Consistency, Fault Tolerance, and Availability
Xpand provides a consistency model that can scale using a combination of intelligent data distribution, multi-version concurrency control (MVCC), and Paxos. Our approach enables Xpand to scale writes, scale reads in the presence of write workloads, and provide strong ACID semantics.
Evaluation Model
Xpand uses parallel query evaluation for simple queries and Massively Parallel Processing (MPP) for analytic queries (similar to columnar stores).
Concurrency Control
Xpand uses a combination of Multi-Version Concurrency Control (MVCC) and 2 Phase Locking (2PL) to support mixed read-write workloads. In our system, readers enjoy lock-free snapshot isolation while writers use 2PL to manage conflict. The combination of concurrency controls means that readers never interfere with writers (or vice-versa), and writers use explicit locking to order updates.
Rebalancer
The Rebalancer is an automated system for maintaining a healthy distribution of data in the cluster. It's the Rebalancer's job to respond to an "unhealthy" cluster by modifying the distribution and placement of data. The Rebalancer is an online process that effects changes to the cluster with minimal interruption to user operations. It relieves the database administrator from the burden of manually manipulating data placement.

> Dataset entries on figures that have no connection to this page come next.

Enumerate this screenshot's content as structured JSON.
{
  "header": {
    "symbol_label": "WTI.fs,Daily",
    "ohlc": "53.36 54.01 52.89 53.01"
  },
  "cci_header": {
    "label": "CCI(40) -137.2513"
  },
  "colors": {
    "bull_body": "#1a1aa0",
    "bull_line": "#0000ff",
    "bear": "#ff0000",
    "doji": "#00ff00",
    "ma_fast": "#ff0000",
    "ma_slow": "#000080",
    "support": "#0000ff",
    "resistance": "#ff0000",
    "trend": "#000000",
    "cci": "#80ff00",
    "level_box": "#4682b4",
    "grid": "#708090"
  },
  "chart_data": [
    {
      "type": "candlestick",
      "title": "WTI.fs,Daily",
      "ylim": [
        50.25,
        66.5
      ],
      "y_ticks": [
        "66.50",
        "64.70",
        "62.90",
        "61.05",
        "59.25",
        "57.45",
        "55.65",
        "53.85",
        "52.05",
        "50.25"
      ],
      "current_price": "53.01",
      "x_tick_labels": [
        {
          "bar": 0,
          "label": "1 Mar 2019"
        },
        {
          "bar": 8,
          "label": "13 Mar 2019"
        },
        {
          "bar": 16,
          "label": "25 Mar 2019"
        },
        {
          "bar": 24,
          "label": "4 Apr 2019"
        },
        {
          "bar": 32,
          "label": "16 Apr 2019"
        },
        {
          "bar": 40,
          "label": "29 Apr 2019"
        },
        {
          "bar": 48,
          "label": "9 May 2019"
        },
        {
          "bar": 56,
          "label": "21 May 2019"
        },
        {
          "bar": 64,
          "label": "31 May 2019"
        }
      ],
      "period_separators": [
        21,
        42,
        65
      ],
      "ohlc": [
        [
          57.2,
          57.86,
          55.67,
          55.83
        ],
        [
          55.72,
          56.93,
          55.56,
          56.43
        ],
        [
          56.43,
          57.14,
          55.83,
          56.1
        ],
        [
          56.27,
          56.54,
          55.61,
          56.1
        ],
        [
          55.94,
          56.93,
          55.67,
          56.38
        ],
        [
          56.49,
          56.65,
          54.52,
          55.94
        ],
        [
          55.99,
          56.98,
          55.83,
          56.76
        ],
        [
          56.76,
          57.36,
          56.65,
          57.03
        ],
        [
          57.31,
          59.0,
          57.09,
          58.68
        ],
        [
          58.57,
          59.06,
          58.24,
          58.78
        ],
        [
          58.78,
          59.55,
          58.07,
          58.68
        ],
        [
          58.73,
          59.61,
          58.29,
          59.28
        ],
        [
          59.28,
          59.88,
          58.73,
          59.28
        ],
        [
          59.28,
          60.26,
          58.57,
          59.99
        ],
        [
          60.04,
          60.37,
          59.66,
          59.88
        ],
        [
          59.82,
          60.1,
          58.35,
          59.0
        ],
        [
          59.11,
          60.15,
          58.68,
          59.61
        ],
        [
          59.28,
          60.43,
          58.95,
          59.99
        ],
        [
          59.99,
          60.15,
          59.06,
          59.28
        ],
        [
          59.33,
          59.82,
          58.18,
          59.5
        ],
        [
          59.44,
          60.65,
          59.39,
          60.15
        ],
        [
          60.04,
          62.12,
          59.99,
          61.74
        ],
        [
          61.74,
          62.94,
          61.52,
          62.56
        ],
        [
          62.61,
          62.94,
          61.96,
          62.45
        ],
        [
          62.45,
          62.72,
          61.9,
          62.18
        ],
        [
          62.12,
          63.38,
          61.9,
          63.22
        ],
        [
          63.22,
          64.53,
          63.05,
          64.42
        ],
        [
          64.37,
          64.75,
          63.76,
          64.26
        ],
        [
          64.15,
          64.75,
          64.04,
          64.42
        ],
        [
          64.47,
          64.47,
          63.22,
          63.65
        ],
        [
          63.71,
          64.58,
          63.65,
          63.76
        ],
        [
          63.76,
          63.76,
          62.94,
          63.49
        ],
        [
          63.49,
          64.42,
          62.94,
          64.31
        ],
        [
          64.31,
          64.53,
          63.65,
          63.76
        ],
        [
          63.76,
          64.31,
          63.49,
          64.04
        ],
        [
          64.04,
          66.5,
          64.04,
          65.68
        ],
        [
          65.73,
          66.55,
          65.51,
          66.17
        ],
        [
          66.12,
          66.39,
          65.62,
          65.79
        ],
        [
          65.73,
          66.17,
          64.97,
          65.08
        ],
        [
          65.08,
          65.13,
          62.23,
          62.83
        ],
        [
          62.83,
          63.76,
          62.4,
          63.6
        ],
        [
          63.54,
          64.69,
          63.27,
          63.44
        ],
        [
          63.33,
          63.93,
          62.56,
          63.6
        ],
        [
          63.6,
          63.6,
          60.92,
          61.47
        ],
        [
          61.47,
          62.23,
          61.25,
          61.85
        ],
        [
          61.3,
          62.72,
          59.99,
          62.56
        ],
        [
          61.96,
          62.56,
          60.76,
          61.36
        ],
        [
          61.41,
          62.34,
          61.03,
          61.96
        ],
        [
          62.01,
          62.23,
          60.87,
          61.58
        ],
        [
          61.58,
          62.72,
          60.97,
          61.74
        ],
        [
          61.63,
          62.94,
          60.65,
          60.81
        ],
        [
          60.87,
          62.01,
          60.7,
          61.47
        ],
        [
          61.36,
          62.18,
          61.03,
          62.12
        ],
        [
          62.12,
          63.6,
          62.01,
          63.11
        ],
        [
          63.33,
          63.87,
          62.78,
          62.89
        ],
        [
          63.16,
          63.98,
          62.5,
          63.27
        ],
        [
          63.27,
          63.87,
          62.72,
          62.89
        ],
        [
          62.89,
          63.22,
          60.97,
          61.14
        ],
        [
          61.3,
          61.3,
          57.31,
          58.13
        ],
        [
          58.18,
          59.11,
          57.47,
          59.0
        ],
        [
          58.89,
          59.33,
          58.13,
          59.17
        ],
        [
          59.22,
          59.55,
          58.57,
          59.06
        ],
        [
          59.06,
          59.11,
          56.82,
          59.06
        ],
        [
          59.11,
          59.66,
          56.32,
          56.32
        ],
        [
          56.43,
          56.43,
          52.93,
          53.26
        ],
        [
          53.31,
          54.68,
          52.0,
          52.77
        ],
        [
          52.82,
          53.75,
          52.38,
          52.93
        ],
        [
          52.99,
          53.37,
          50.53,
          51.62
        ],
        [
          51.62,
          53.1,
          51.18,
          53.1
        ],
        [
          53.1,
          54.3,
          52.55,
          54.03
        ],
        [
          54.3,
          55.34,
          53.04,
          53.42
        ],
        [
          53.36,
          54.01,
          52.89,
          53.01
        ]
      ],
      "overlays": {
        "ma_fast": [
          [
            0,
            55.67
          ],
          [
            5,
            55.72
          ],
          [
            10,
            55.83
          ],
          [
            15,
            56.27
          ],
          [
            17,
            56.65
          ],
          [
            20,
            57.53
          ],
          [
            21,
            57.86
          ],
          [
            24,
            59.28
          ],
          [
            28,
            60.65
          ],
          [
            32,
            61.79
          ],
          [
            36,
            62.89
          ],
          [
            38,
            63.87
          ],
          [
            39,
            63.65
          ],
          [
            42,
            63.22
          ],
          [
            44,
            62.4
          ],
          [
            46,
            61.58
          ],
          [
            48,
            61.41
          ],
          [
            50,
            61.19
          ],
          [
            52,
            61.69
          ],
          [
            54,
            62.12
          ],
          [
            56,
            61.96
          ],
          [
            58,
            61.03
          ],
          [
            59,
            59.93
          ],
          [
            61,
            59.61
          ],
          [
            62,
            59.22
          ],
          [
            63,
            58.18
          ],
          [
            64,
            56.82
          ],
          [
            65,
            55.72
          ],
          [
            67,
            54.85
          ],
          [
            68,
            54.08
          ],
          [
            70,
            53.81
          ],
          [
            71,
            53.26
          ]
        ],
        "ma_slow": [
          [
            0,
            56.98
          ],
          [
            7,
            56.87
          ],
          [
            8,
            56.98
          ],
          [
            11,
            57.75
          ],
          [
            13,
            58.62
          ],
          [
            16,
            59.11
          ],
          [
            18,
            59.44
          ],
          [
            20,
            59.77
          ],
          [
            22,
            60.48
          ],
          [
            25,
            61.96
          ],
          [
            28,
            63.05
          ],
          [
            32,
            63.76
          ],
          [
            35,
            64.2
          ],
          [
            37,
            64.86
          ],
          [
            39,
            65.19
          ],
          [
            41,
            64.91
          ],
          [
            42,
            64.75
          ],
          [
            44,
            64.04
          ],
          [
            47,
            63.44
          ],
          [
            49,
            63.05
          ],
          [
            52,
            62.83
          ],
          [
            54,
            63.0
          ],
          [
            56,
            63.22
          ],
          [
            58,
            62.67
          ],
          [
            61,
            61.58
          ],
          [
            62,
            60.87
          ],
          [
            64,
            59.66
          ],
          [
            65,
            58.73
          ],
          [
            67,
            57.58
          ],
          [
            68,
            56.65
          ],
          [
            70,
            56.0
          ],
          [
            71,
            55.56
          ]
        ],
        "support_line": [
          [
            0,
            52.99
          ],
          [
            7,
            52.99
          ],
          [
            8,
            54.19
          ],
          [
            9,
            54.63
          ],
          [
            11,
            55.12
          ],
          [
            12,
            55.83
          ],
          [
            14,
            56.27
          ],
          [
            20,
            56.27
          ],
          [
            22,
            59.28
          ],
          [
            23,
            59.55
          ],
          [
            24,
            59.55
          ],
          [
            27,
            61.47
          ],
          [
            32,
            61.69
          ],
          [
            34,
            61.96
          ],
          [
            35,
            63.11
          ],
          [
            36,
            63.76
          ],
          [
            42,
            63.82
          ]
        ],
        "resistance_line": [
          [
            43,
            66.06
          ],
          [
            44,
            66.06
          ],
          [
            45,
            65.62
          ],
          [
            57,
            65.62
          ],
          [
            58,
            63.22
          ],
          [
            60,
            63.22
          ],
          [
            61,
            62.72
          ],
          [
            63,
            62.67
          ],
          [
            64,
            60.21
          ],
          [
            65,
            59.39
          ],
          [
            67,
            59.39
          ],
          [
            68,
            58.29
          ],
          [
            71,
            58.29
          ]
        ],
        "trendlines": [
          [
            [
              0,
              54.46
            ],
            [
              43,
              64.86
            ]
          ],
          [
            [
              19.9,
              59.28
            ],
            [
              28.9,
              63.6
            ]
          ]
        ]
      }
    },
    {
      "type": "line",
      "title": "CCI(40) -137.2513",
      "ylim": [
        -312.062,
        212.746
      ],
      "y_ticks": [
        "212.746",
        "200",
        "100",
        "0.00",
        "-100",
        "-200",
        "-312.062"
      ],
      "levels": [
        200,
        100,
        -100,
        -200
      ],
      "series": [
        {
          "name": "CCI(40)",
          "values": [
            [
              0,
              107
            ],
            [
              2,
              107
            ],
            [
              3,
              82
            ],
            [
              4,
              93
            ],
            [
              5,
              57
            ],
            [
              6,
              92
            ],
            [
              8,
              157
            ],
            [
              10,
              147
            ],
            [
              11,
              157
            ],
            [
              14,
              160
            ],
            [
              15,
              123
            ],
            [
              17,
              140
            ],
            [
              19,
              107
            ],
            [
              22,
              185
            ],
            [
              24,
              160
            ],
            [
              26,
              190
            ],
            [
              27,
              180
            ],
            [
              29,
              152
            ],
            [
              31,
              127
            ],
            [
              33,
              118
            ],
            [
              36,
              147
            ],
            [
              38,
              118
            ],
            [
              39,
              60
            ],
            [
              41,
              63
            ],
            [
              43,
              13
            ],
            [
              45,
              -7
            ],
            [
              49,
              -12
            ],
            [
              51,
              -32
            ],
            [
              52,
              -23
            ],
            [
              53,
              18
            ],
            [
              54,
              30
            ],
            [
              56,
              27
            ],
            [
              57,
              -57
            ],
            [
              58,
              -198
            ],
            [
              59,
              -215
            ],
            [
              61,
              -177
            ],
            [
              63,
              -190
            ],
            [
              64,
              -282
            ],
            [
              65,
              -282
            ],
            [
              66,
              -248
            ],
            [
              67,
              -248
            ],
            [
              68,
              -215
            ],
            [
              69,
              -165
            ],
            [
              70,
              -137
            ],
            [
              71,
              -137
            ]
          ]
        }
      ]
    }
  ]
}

For additional information, see "MariaDB Xpand Rebalancer".
Query Optimizer
At the core of Xpand Query Optimizer is the ability to execute one query with maximum parallelism and many simultaneous queries with maximum concurrency. This is achieved via a distributed query planner and compiler and a distributed shared-nothing execution engine.
For additional information, see "Query Optimizer for MariaDB Xpand".